You are viewing a plain text version of this content. The canonical link for it is here.
Posted to dev@tomee.apache.org by David Blevins <da...@visi.com> on 2008/09/12 21:45:52 UTC
Re: Client/Server Multicast Discovery and Failover
Think I got all this functionality buttoned up. Here's a high level
view of it in its current form. As usual nothing is in stone and any
and all things can be changed based on group feedback.
DISCOVERY
What we have going on from a tech perspective is each server sends and
receives a multicast heartbeat. Each multicast packet contains a
single URI that advertises a service, its group, and its location.
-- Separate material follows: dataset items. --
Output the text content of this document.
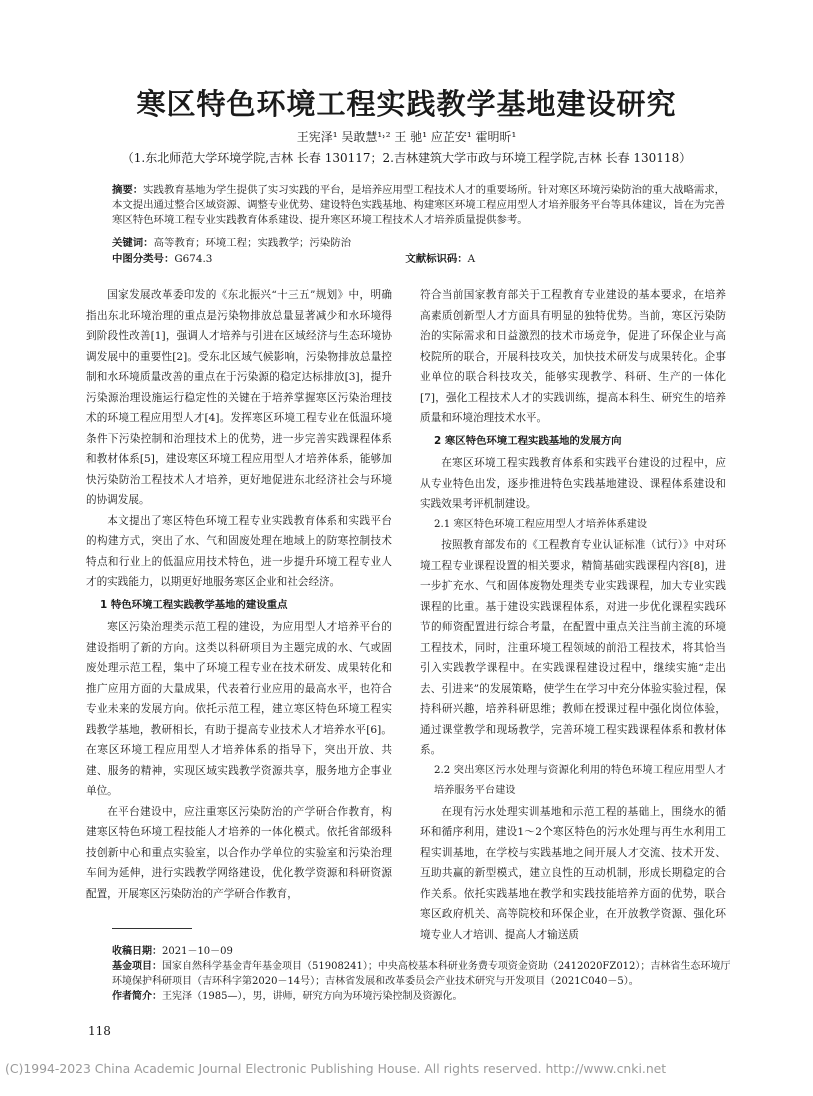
寒区特色环境工程实践教学基地建设研究
王宪泽¹ 吴敢慧¹˒² 王 驰¹ 应芷安¹ 霍明昕¹
（1.东北师范大学环境学院,吉林 长春 130117；2.吉林建筑大学市政与环境工程学院,吉林 长春 130118）
摘要：实践教育基地为学生提供了实习实践的平台，是培养应用型工程技术人才的重要场所。针对寒区环境污染防治的重大战略需求，本文提出通过整合区域资源、调整专业优势、建设特色实践基地、构建寒区环境工程应用型人才培养服务平台等具体建议，旨在为完善寒区特色环境工程专业实践教育体系建设、提升寒区环境工程技术人才培养质量提供参考。
关键词：高等教育；环境工程；实践教学；污染防治
中图分类号：G674.3	文献标识码：A

国家发展改革委印发的《东北振兴“十三五”规划》中，明确指出东北环境治理的重点是污染物排放总量显著减少和水环境得到阶段性改善[1]，强调人才培养与引进在区域经济与生态环境协调发展中的重要性[2]。受东北区域气候影响，污染物排放总量控制和水环境质量改善的重点在于污染源的稳定达标排放[3]，提升污染源治理设施运行稳定性的关键在于培养掌握寒区污染治理技术的环境工程应用型人才[4]。发挥寒区环境工程专业在低温环境条件下污染控制和治理技术上的优势，进一步完善实践课程体系和教材体系[5]，建设寒区环境工程应用型人才培养体系，能够加快污染防治工程技术人才培养，更好地促进东北经济社会与环境的协调发展。

本文提出了寒区特色环境工程专业实践教育体系和实践平台的构建方式，突出了水、气和固废处理在地域上的防寒控制技术特点和行业上的低温应用技术特色，进一步提升环境工程专业人才的实践能力，以期更好地服务寒区企业和社会经济。

1 特色环境工程实践教学基地的建设重点

寒区污染治理类示范工程的建设，为应用型人才培养平台的建设指明了新的方向。这类以科研项目为主题完成的水、气或固废处理示范工程，集中了环境工程专业在技术研发、成果转化和推广应用方面的大量成果，代表着行业应用的最高水平，也符合专业未来的发展方向。依托示范工程，建立寒区特色环境工程实践教学基地，教研相长，有助于提高专业技术人才培养水平[6]。在寒区环境工程应用型人才培养体系的指导下，突出开放、共建、服务的精神，实现区域实践教学资源共享，服务地方企事业单位。

在平台建设中，应注重寒区污染防治的产学研合作教育，构建寒区特色环境工程技能人才培养的一体化模式。依托省部级科技创新中心和重点实验室，以合作办学单位的实验室和污染治理车间为延伸，进行实践教学网络建设，优化教学资源和科研资源配置，开展寒区污染防治的产学研合作教育，

符合当前国家教育部关于工程教育专业建设的基本要求，在培养高素质创新型人才方面具有明显的独特优势。当前，寒区污染防治的实际需求和日益激烈的技术市场竞争，促进了环保企业与高校院所的联合，开展科技攻关，加快技术研发与成果转化。企事业单位的联合科技攻关，能够实现教学、科研、生产的一体化[7]，强化工程技术人才的实践训练，提高本科生、研究生的培养质量和环境治理技术水平。

2 寒区特色环境工程实践基地的发展方向

在寒区环境工程实践教育体系和实践平台建设的过程中，应从专业特色出发，逐步推进特色实践基地建设、课程体系建设和实践效果考评机制建设。

2.1 寒区特色环境工程应用型人才培养体系建设

按照教育部发布的《工程教育专业认证标准（试行）》中对环境工程专业课程设置的相关要求，精简基础实践课程内容[8]，进一步扩充水、气和固体废物处理类专业实践课程，加大专业实践课程的比重。基于建设实践课程体系，对进一步优化课程实践环节的师资配置进行综合考量，在配置中重点关注当前主流的环境工程技术，同时，注重环境工程领域的前沿工程技术，将其恰当引入实践教学课程中。在实践课程建设过程中，继续实施“走出去、引进来”的发展策略，使学生在学习中充分体验实验过程，保持科研兴趣，培养科研思维；教师在授课过程中强化岗位体验，通过课堂教学和现场教学，完善环境工程实践课程体系和教材体系。

2.2 突出寒区污水处理与资源化利用的特色环境工程应用型人才培养服务平台建设

在现有污水处理实训基地和示范工程的基础上，围绕水的循环和循序利用，建设1～2个寒区特色的污水处理与再生水利用工程实训基地，在学校与实践基地之间开展人才交流、技术开发、互助共赢的新型模式，建立良性的互动机制，形成长期稳定的合作关系。依托实践基地在教学和实践技能培养方面的优势，联合寒区政府机关、高等院校和环保企业，在开放教学资源、强化环境专业人才培训、提高人才输送质

收稿日期：2021－10－09
基金项目：国家自然科学基金青年基金项目（51908241）；中央高校基本科研业务费专项资金资助（2412020FZ012）；吉林省生态环境厅环境保护科研项目（吉环科字第2020－14号）；吉林省发展和改革委员会产业技术研究与开发项目（2021C040－5）。
作者简介：王宪泽（1985—），男，讲师，研究方向为环境污染控制及资源化。
118
(C)1994-2023 China Academic Journal Electronic Publishing House. All rights reserved. http://www.cnki.net
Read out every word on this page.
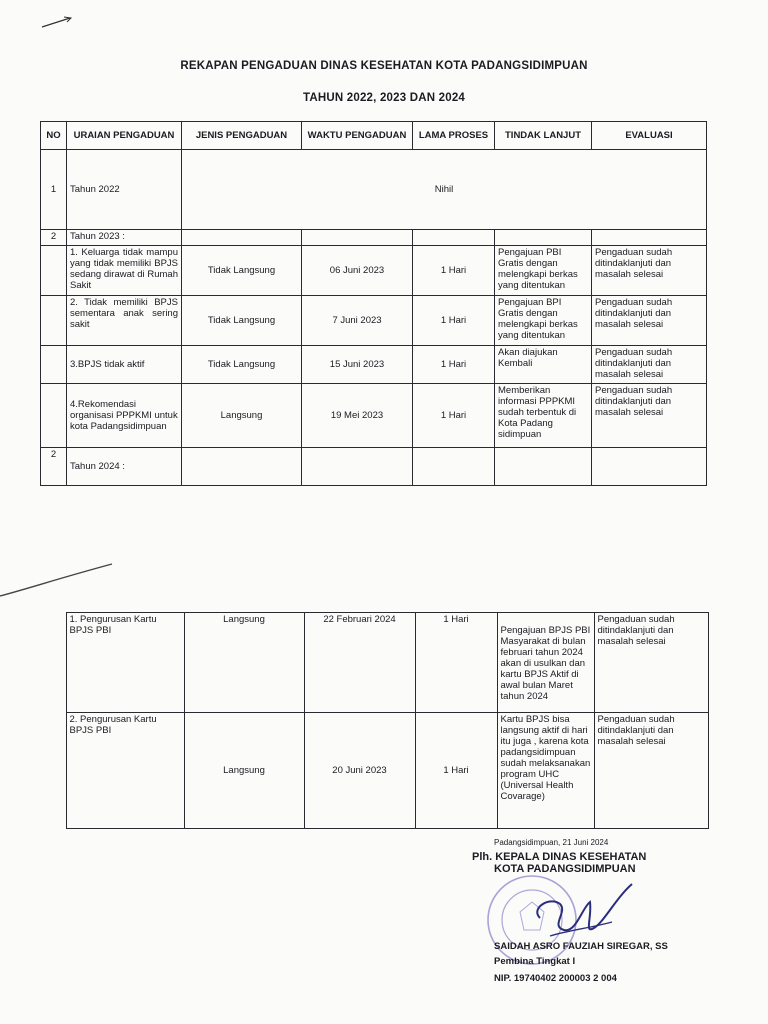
REKAPAN PENGADUAN DINAS KESEHATAN KOTA PADANGSIDIMPUAN
TAHUN 2022, 2023 DAN 2024
NO	URAIAN PENGADUAN	JENIS PENGADUAN	WAKTU PENGADUAN	LAMA PROSES	TINDAK LANJUT	EVALUASI
1	Tahun 2022	Nihil				
2	Tahun 2023 :					
	1. Keluarga tidak mampu yang tidak memiliki BPJS sedang dirawat di Rumah Sakit	Tidak Langsung	06 Juni 2023	1 Hari	Pengajuan PBI Gratis dengan melengkapi berkas yang ditentukan	Pengaduan sudah ditindaklanjuti dan masalah selesai
	2. Tidak memiliki BPJS sementara anak sering sakit	Tidak Langsung	7 Juni 2023	1 Hari	Pengajuan BPI Gratis dengan melengkapi berkas yang ditentukan	Pengaduan sudah ditindaklanjuti dan masalah selesai
	3.BPJS tidak aktif	Tidak Langsung	15 Juni 2023	1 Hari	Akan diajukan Kembali	Pengaduan sudah ditindaklanjuti dan masalah selesai
	4.Rekomendasi organisasi PPPKMI untuk kota Padangsidimpuan	Langsung	19 Mei 2023	1 Hari	Memberikan informasi PPPKMI sudah terbentuk di Kota Padang sidimpuan	Pengaduan sudah ditindaklanjuti dan masalah selesai
2	Tahun 2024 :					
	1. Pengurusan Kartu BPJS PBI	Langsung	22 Februari 2024	1 Hari	Pengajuan BPJS PBI Masyarakat di bulan februari tahun 2024 akan di usulkan dan kartu BPJS Aktif di awal bulan Maret tahun 2024	Pengaduan sudah ditindaklanjuti dan masalah selesai
	2. Pengurusan Kartu BPJS PBI	Langsung	20 Juni 2023	1 Hari	Kartu BPJS bisa langsung aktif di hari itu juga , karena kota padangsidimpuan sudah melaksanakan program UHC (Universal Health Covarage)	Pengaduan sudah ditindaklanjuti dan masalah selesai
Padangsidimpuan, 21 Juni 2024
Plh. KEPALA DINAS KESEHATAN
KOTA PADANGSIDIMPUAN
SAIDAH ASRO FAUZIAH SIREGAR, SS
Pembina Tingkat I
NIP. 19740402 200003 2 004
Say for example "cluster1:ejb:ejbd://thehost:4201". We can definitely
explore the SLP format as Alan suggests.
There are other advantages of the simple, unchanging, URI style. The
URI is essentially stateless as there is no "i'm alive" URI or an "i'm
dead" URI, there is simply a URI for each service a server offers and
its presence on the network indicates its availability and its absence
indicates the service is no longer available. In this way the issues
with UDP being unordered and unreliable melt away as state is no
longer a concern and packet sizes are always small. Complicated
libraries that ride atop UDP and attempt to offer reliability
(retransmission) and ordering on UDP can be avoided. UDP/Multicast is
only used for discovery and from there on out critical information is
transmitted over TCP/IP which is obviously going to do a better job at
ensuring reliability and ordering.
On the client side of things, a special "multicast://" URL can be used
in the InitialContext properties to signify that multicast should be
used to seed the connection process. Such as:
Properties properties = new Properties();
properties.setProperty(Context.INITIAL_CONTEXT_FACTORY,
"org.apache.openejb.client.RemoteInitialContextFactory");
properties.setProperty(Context.PROVIDER_URL, "multicast://
239.255.2.3:6142");
InitialContext remoteContext = new InitialContext(properties);
The URL has optional query parameters such as "schemes" and "group"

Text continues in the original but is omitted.